This afternoon I translated the testimony of a 15-year-old boy from a Central American country. Earlier this year he had been kidnapped and tortured by a private security firm hired by a wealthy land owner who has been intimidating the local peasant farmers. He wants them to disappear because he started a couple of palm oil plantations. On their land.
The woman from the NGO also sent me a video of his testimony so that I could decide on the details and the effects. He speaks slowly and carefully, somewhere outside where it is warm; I could hear roosters in the background. Then there is about 10 mins of shaky footage, armed men shooting into crowds of people, fancy pick-ups with masked drivers, women being dragged by their hair.
In between I stood outside on the patio and turned my face to the sun, while the cat was chasing imaginary mice through the vegetable beds.
This morning I slept in and had a bowl of porridge with fresh blueberries for breakfast. We listened to the radio for a while and then S called and we talked for a long time about gardening and the time we went to Amsterdam together when she was what, ten years old? And then she had to go to bed because in her part of the planet it was already midnight.

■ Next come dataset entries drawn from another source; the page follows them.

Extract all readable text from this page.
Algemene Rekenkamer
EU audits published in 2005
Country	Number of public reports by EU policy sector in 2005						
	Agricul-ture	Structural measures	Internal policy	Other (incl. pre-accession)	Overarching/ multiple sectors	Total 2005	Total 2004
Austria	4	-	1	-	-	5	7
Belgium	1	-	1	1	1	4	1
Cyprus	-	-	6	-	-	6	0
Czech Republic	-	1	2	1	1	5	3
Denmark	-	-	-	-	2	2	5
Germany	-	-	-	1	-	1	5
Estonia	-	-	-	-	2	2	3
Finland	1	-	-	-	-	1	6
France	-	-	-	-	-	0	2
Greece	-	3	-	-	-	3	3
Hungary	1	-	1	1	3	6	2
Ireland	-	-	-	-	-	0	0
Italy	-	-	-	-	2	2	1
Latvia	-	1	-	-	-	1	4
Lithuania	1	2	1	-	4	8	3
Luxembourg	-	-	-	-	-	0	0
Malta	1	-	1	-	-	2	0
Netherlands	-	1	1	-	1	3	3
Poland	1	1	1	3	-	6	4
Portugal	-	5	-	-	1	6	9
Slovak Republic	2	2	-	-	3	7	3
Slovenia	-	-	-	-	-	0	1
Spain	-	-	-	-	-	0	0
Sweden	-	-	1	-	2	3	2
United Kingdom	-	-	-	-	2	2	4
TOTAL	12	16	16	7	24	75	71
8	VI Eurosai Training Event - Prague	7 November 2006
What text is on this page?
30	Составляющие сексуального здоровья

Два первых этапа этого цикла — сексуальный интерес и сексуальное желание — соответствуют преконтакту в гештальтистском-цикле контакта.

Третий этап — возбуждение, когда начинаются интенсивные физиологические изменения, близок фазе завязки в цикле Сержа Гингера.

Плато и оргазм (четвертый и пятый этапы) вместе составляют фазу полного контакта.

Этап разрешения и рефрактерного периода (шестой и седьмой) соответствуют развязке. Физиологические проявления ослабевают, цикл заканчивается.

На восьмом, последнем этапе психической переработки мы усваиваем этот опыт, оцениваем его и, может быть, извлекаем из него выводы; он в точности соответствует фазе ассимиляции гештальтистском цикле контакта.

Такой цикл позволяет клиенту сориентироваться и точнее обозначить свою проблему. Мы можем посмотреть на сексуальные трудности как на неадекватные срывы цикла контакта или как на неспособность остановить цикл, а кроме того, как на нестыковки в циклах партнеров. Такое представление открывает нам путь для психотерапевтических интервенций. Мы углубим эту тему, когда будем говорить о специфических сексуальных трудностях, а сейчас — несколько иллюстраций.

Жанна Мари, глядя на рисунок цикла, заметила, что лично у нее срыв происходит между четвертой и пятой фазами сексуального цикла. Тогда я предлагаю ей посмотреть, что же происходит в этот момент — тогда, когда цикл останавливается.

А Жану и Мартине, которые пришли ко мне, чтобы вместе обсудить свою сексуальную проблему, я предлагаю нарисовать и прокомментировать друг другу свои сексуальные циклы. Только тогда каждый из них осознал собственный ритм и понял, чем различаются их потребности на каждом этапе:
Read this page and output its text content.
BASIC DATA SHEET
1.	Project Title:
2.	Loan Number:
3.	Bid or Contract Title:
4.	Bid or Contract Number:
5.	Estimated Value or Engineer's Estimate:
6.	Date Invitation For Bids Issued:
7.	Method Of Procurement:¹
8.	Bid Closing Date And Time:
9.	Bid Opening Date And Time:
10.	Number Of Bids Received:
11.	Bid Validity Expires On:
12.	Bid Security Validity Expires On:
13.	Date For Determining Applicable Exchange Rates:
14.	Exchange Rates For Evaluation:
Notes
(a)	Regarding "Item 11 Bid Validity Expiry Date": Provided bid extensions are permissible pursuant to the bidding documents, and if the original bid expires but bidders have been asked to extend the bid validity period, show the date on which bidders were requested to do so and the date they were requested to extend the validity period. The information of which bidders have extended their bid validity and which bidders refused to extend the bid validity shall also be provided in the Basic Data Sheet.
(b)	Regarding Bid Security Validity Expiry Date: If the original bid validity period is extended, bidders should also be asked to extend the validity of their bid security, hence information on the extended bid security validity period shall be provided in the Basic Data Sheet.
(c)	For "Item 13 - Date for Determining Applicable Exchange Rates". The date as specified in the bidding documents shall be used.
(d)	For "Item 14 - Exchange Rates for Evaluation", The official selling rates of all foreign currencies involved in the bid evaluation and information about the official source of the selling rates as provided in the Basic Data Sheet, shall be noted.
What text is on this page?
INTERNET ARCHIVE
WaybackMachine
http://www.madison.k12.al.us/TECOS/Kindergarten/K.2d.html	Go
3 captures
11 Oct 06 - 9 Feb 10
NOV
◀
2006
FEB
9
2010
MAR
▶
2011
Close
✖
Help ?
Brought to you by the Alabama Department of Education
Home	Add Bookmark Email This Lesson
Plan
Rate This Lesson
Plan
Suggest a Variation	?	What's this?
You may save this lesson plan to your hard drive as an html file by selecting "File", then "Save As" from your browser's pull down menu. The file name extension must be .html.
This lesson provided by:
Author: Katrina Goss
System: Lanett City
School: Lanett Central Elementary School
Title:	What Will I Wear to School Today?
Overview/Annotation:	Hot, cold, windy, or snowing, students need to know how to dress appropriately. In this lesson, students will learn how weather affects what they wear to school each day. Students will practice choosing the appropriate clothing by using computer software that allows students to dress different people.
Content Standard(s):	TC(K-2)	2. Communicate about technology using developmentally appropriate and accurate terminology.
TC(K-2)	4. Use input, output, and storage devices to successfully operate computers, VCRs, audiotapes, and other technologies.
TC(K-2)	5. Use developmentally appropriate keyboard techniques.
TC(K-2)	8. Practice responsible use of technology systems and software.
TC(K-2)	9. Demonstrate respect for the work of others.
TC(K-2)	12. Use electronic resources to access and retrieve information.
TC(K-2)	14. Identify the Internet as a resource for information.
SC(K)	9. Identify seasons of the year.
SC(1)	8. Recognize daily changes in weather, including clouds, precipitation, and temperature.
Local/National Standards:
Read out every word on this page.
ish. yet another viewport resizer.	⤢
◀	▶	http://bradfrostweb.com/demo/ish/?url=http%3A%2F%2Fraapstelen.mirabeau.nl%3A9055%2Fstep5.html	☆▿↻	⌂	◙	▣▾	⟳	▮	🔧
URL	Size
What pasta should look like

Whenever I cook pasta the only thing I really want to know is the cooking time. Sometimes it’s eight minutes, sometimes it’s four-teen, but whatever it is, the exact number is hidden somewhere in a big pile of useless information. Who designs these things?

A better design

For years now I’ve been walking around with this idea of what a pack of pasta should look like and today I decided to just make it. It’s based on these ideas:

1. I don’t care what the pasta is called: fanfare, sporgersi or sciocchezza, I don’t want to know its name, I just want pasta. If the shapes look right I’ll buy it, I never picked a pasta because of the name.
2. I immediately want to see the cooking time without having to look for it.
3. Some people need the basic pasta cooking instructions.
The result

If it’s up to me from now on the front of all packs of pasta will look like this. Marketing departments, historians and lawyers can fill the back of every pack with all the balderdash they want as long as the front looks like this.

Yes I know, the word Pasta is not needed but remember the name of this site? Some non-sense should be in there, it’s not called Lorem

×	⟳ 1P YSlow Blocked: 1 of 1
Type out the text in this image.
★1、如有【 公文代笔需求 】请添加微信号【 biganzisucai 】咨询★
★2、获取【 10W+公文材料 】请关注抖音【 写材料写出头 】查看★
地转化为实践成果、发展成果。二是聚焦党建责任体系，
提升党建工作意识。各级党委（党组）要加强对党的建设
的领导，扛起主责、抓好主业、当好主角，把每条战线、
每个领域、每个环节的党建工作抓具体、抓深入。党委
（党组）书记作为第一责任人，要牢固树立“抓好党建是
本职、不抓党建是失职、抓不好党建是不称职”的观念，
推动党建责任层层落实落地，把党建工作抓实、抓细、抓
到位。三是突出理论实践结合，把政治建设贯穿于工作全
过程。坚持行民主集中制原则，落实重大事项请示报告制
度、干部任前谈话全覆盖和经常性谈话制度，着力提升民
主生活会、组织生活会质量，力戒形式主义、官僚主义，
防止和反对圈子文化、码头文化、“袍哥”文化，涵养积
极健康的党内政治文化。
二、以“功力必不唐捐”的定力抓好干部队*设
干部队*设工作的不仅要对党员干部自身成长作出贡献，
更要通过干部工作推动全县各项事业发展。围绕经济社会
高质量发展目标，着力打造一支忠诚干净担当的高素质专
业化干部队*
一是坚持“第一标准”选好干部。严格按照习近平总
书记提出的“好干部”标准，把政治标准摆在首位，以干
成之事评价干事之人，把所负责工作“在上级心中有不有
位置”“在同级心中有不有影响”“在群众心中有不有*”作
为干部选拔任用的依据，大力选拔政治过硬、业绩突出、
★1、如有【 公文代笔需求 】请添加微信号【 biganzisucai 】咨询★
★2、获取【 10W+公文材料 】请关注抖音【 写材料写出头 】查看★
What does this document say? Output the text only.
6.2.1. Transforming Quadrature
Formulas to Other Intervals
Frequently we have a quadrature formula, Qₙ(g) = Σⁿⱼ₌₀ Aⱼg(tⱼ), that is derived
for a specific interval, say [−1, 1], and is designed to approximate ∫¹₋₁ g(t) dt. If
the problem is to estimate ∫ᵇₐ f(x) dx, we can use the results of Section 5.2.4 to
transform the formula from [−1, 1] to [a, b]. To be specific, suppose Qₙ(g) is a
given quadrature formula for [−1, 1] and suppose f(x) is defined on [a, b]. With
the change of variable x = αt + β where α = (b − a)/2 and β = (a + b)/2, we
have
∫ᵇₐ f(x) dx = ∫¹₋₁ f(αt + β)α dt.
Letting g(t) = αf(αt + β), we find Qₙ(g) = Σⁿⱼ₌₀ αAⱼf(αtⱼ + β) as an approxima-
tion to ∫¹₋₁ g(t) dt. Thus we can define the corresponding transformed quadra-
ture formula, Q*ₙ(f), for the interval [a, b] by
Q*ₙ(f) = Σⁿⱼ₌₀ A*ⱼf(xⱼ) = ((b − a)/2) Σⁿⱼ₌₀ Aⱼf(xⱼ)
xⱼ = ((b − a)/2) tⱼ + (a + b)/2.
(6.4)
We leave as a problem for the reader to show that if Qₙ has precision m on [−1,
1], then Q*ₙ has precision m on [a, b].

For almost thirty years have I been translating these stories, reports about human rights violations in literally every corner of our world. Statements, appeals, campaigns, urgent actions, progress reports, international hearings, position papers, proposals, drafts for legislation. Promises. Hopes. Hopelessness.
When I translate I have to turn a switch and concentrate on the text, the words, the order of words. It's a bit like solving a cryptic crossword.
But it gets harder, I am getting older. The world is full of horrors.